Post » Wto wrz 18, 2012 15:55 Re: Zadebiutuję jako DT :) Wrocław

Amelka bardzo bardzo potrzebuje kąta. I to jak najszybciej :(

ciekawa.swiata

 
Posty: 1474
Od: Śro paź 06, 2010 11:29
Lokalizacja: Wrocław

Post » Wto paź 02, 2012 13:38 Re: Zadebiutuję jako DT :) Wrocław

Cześć!

Zamieszczam poniżej opis koteczki ,która pilnie potrzebuje domku tymczasowego - ja ze swej strony oferuję wsparcie finansowe, o tym za chwilę:

Przesympatyczna ,śliczna ,delikatna ,o łagodnym charakterze ( nie gryzie,nie drapie,nie krzyczy) kotka w wieku ok.5-6 lat pilnie poszukuje lokum tymczasowego.
Poznałam ją ponad rok temu, kiedy to jakas "przyjazna"dusza podrzuciła ją do naszego zakładu pracy i zaopiekowałam się nią na ile to możliwe w warunkach naturalnego środowiska ( dokarmianie, sterylizacja, ocieplana budka).
Koteczka jest wysterylizowana ,odrobaczona i odpchlona. Przebywa aktualnie w jednej z warszawskich lecznic.
Kilka tygodni temu zdiagnozowano u niej niedoczynność nerek i chotrą wątrobę, prawdopodobnie wskutek zatrucia.
Jest podleczona, wróciła do formy , ma apetyt, zachowuje się normalnie, ale jest bardzo smutna ,gdyż od ok. miesiąca siedzi w klatce...
Jest łagodna i przyjazna,pozwala się głaskać, chociaż czasem nieufnie spogląda , tak jakby chciała powiedzieć "No nie jestem pewna czy mogę ci wierzyć....."ale to nic dziwnego,nie wiemy jakie przejścia ma za sobą.
Prawdopodobnie miała kiedyś dom, ale znudziła się właścicielom.
Choroba nie pozwala już na to,aby kotce "zwrócić "wolność, nie poradzi sobie i całe leczenie na nic...
Koteczka wymaga troskliwej opieki, ciepla i specjalnej diety. A przede wszystkim czułości, poczucia bezpieczeństwa i stabilności.
Sądzę, że może przebywać z innymi kotami, młodymi i starszymi.
Z moich obserwacji wynika, że nie jest zadziorna, wręcz przeciwnie, taka raczej ciapowata.
Nie wiem niestety jaki jest jej stosunek do psów i dzieci.
Ze swej strony oferuję wsparcie finansowe dla domu tymczasowego ,który zdecydowałby się ją przyjąć, a także dostarczanie specjalistycznego pokarmu , np.
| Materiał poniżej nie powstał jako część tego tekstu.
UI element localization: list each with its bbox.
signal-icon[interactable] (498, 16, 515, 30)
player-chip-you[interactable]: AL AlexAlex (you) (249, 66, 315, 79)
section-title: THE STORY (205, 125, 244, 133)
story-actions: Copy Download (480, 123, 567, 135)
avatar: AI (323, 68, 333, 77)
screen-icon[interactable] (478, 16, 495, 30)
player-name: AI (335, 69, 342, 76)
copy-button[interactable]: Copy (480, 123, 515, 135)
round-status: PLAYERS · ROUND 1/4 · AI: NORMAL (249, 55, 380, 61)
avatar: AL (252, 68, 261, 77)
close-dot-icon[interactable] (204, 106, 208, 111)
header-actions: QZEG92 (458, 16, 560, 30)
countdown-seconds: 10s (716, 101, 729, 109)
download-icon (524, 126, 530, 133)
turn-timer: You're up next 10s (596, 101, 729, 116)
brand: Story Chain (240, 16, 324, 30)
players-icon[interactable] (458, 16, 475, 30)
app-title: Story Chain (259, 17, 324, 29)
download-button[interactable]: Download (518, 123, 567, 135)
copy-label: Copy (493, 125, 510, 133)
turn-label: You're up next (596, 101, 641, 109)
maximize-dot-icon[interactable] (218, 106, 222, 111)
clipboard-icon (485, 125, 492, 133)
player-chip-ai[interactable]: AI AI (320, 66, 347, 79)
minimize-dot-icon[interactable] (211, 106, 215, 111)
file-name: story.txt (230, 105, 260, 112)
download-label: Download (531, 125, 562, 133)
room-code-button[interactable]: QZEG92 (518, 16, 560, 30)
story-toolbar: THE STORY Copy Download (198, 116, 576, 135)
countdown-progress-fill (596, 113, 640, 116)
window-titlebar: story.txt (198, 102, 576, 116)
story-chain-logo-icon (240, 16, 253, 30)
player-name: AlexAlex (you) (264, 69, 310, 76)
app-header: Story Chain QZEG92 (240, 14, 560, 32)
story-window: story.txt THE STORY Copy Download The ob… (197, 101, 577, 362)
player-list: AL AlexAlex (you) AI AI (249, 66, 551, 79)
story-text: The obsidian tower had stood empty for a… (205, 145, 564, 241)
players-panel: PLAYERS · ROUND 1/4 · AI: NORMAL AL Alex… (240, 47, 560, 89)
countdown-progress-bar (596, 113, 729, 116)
Hepatic,który je obecnie ,czy jakis inny zalecany przez lekarza. :)
Jestem gotowa podpisać stosowną umowę z określeniem zakresu mojej wirtualnej opieki.
Jeśli ktoś chciałby tę bidę przygarnąć, dostarczę ją do Wrocławia.
Zamieszczę też zdjęcia dzisiaj wieczorem albo jutro.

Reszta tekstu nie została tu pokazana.